非デフォルトの値のみが show running-configuration コマンドからの出力に表示されています。結果的に、デフォルト値を使用するように Content Engine を設定して、URL「http://www.abccorp.com」をモニタするので、上記の出力例には URL に対するこれらの値は表示されません。

モニタ対象の各 URL に対する間隔および許容遅延設定を含めたモニタ対象の URL リストを表示するには、 show http monitor EXEC コマンドを使用します。

ContentEngine# show http monitor
 
Monitor URL: http://www.abc.com/
Monitor Interval: 100
Acceptable Delay: 100
 
Monitor URL: http://www.abccorp.com/
Monitor Interval: 60
Acceptable Delay: 60
 

カーネル デバッガのイネーブル化

Cisco ACNS ソフトウェアを使用すると、Content Distribution Manager GUI からカーネル デバッガ(kdb)へのアクセスのイネーブル、またはディセーブル化を設定できます。イネーブルになっていると、カーネルに問題が発生したときに、カーネル デバッガは自動的にアクティブになります。または、ローカル コンソールから必要なキー シーケンスを押して手動でアクティブにできます。

Content Distribution Manager GUI からカーネル デバッガをイネーブルにする手順は、次のとおりです。

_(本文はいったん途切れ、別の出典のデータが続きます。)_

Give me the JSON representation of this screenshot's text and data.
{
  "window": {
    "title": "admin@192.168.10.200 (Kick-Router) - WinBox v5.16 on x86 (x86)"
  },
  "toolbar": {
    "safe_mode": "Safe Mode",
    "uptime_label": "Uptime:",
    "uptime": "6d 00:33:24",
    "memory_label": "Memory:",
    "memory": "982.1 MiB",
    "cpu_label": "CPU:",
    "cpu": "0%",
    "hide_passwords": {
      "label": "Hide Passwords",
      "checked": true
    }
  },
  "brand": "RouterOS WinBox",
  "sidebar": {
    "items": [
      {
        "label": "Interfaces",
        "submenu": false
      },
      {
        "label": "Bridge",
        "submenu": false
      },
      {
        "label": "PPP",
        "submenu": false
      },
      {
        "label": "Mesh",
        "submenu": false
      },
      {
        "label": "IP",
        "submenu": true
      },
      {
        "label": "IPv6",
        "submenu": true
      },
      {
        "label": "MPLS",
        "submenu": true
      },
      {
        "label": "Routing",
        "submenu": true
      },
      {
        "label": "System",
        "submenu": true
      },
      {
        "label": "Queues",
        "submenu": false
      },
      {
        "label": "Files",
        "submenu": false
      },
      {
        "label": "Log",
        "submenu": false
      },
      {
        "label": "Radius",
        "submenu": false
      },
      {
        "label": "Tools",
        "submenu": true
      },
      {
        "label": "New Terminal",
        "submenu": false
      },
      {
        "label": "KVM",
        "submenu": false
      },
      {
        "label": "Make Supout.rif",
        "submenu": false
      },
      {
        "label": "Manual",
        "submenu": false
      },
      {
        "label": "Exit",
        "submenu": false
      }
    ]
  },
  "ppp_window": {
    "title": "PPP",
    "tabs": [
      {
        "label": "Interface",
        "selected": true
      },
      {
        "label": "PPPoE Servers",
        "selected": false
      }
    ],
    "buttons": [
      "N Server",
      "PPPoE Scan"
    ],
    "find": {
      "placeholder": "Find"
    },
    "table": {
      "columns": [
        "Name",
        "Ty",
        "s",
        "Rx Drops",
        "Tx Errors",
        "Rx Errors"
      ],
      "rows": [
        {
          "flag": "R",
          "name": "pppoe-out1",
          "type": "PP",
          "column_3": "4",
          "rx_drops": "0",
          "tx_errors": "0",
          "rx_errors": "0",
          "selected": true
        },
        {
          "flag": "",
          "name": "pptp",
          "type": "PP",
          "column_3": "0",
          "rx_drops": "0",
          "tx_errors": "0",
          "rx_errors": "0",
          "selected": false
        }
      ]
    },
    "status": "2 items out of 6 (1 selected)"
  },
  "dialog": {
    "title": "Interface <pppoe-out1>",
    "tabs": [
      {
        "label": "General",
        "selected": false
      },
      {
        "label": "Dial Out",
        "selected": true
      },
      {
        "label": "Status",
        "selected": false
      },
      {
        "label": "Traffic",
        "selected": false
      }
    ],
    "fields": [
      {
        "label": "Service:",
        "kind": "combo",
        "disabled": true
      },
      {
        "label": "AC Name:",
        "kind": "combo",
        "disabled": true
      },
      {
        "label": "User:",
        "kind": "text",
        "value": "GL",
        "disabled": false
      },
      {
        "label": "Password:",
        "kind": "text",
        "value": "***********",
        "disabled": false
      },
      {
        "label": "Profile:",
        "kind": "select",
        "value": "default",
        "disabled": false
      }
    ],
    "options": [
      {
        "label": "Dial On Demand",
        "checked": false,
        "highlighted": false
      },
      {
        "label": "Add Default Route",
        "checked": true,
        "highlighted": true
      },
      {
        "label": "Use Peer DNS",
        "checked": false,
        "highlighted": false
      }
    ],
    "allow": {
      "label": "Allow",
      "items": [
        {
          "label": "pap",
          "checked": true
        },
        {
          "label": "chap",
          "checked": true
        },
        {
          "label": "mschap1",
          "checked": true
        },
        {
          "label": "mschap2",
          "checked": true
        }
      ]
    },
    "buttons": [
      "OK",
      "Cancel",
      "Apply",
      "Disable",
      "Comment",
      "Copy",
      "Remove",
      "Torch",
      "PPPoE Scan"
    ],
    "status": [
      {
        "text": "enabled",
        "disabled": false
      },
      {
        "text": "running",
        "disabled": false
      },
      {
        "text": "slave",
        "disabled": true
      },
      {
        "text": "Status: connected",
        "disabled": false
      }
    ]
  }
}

ステップ 1 Content Distribution Manager GUI から、 Devices > Devices の順に選択します。

ステップ 2 デバッグする Content Engine の名前の横にある Edit アイコンをクリックします。

ステップ 3 Contents ペインから、 General Settings > Troubleshooting > Kernal Debugger の順に選択します。Kernal Debugger ウィンドウが表示されます。

ステップ 4 カーネル デバッガをイネーブルにするには、 Enable チェックボックスにチェックマークを付けてから、 Submit をクリックします。


 

CLI からカーネル デバッガをイネーブルにするには、 kernal kdb グローバル コンフィギュレーション コマンドを使用します。